Я чуть не свалился с жердочки: в кресле сидел Калабаров.
— Соломон Богданович, бога ради, если пугаетесь, то не так театрально, — сказал он со снисходительным смешком. — Это я.
— Да, — пролепетал я. — Но…
— Тихо, тихо! — оборвал он. — Не стоит хлопать крыльями. Не хочу вас обидеть, однако мне более или менее известно, что вы собираетесь сказать. Дескать, своими глазами видели, как в могилу сыпалась земля. Ведь так?

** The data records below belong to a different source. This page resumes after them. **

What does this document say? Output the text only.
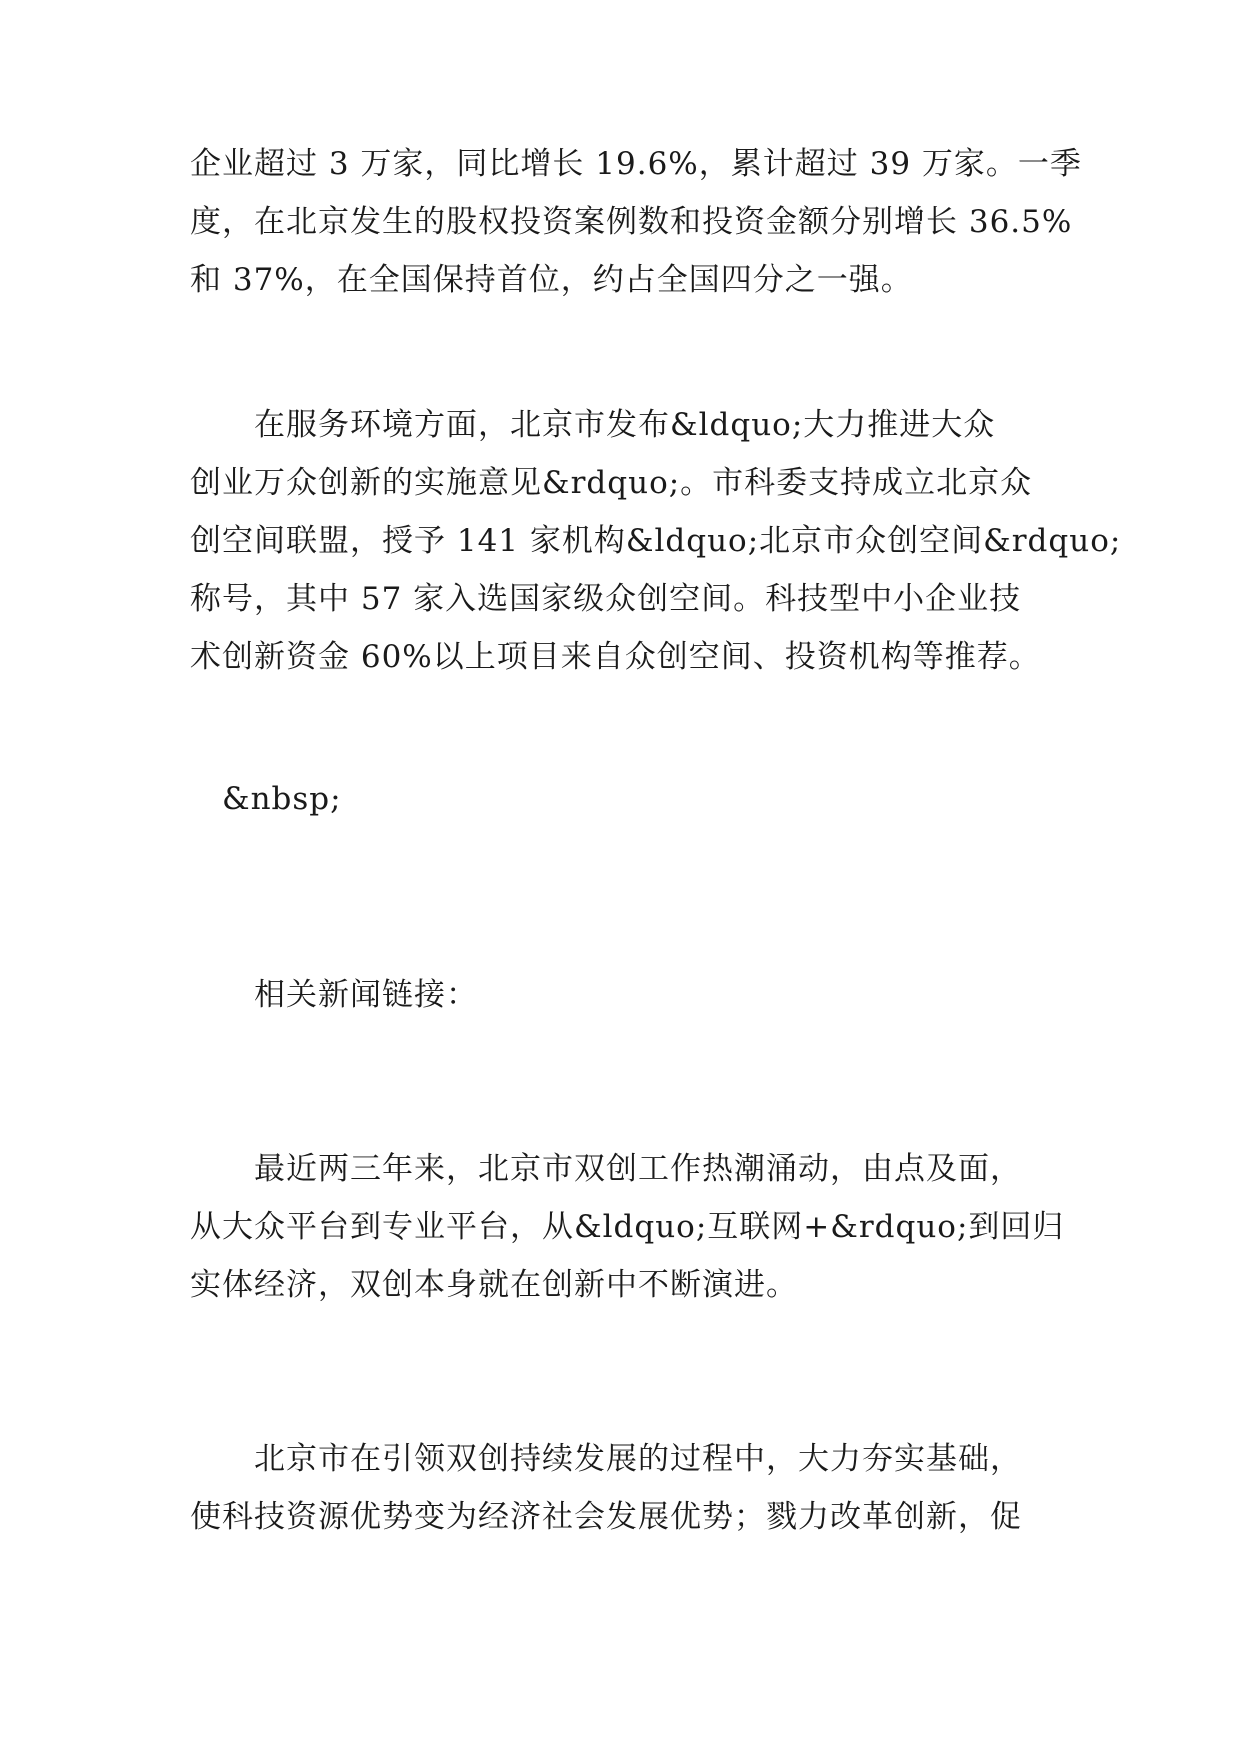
企业超过 3 万家，同比增长 19.6%，累计超过 39 万家。一季
度，在北京发生的股权投资案例数和投资金额分别增长 36.5%
和 37%，在全国保持首位，约占全国四分之一强。
　　在服务环境方面，北京市发布&ldquo;大力推进大众
创业万众创新的实施意见&rdquo;。市科委支持成立北京众
创空间联盟，授予 141 家机构&ldquo;北京市众创空间&rdquo;
称号，其中 57 家入选国家级众创空间。科技型中小企业技
术创新资金 60%以上项目来自众创空间、投资机构等推荐。
　&nbsp;
　　相关新闻链接：
　　最近两三年来，北京市双创工作热潮涌动，由点及面，
从大众平台到专业平台，从&ldquo;互联网+&rdquo;到回归
实体经济，双创本身就在创新中不断演进。
　　北京市在引领双创持续发展的过程中，大力夯实基础，
使科技资源优势变为经济社会发展优势；戮力改革创新，促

Вообще-то в этой, мягко говоря, экстраординарной ситуации угадать было нетрудно. Я пожал плечами и буркнул:
— Очень надо!
— Не обижайтесь, я понимаю ваши чувства, — ядовито сказал он. — Люди тратят массу времени, чтобы в стотысячный раз жарко потолковать о том, что всем известно. В то время как я, бесчувственный человек, не позволяю вам высказаться насчет того, что неизвестно никому.
— Ох, Юрий Петрович! — ответил я с укором. — Вам бы все язвить. Уже и удивиться нельзя. Сами посудите: ведь не каждый день такое.
— Это вам только кажется, что не каждый день, — загадочно сказал он. — Ладно, что мы о глупостях… Расскажите-ка лучше, как тут у вас.
— Да как у нас! — Я вздохнул. — Помните, песенку напевали?
— Я разные напевал…
— Одну из неприличных: «Но встретились ей мальчики, лихие атаманчики…»
— «И жизнь ее по-новому пошла», — хмуро закончил Калабаров.
— Именно. Вот и у нас примерно так же.
— А что? Милосадов чудит?
— Вы и фамилию знаете?
— Я теперь, Соломон Богданович, много чего знаю такого, что и не снилось вашим мудрецам, — усмехнулся он.
— И про телевизор знаете?
— Нет, про телевизор не знаю. Что нового можно знать про телевизор? Этому изобретению сто лет в обед.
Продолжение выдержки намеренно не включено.